Iron is an essential nutrient needed by the human body. It is a major component of haemoglobin in red blood cells which transport oxygen around the body and myoglobin found in the bodies’ muscles and tissues. Latest data from the UK National Diet and Nutrition Survey shows that UK women appear to be under consuming iron. One-third of girls aged 11 to 18 years (32 per cent) and 27 per cent of women aged 19 to 64 years have iron intakes below the Lower Recommended Intake Limit, indicating that they may be at risk of deficiency or anaemia. Dr Emma Derbyshire, from the Health and Food Supplements Information Service adds: “Iron is an essential nutrient that is currently being under-consumed by UK women and eaten in the non-haem iron form.
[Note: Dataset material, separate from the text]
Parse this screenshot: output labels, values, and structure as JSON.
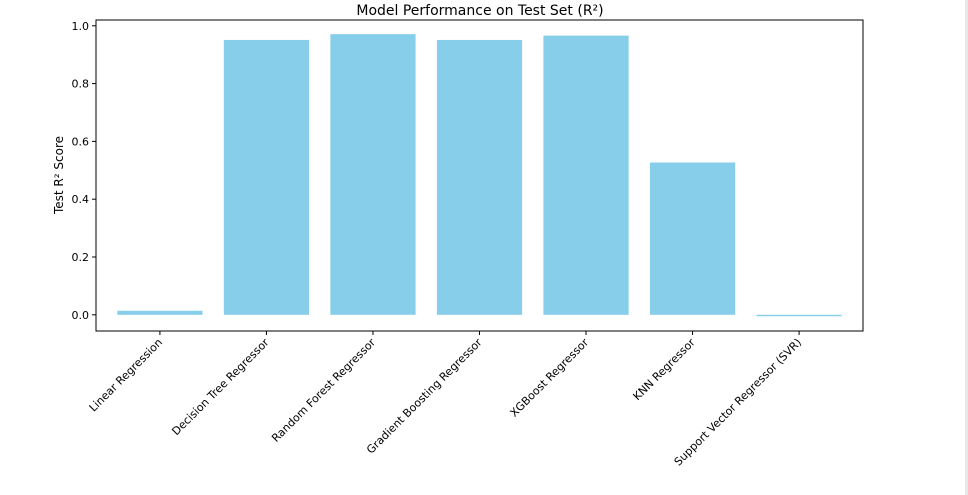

Boosting dietary intakes or topping up with a multivitamin containing iron could help girls and women alike to better align with recommendations.”

Good sources:
Haem iron is readily absorbed by the body and provided from foods such as red meat, poultry, eggs and fish. Non-haem is found in fortified breakfast cereals, dried fruits such as apricots, and dark green leafy veg such as kale and watercress.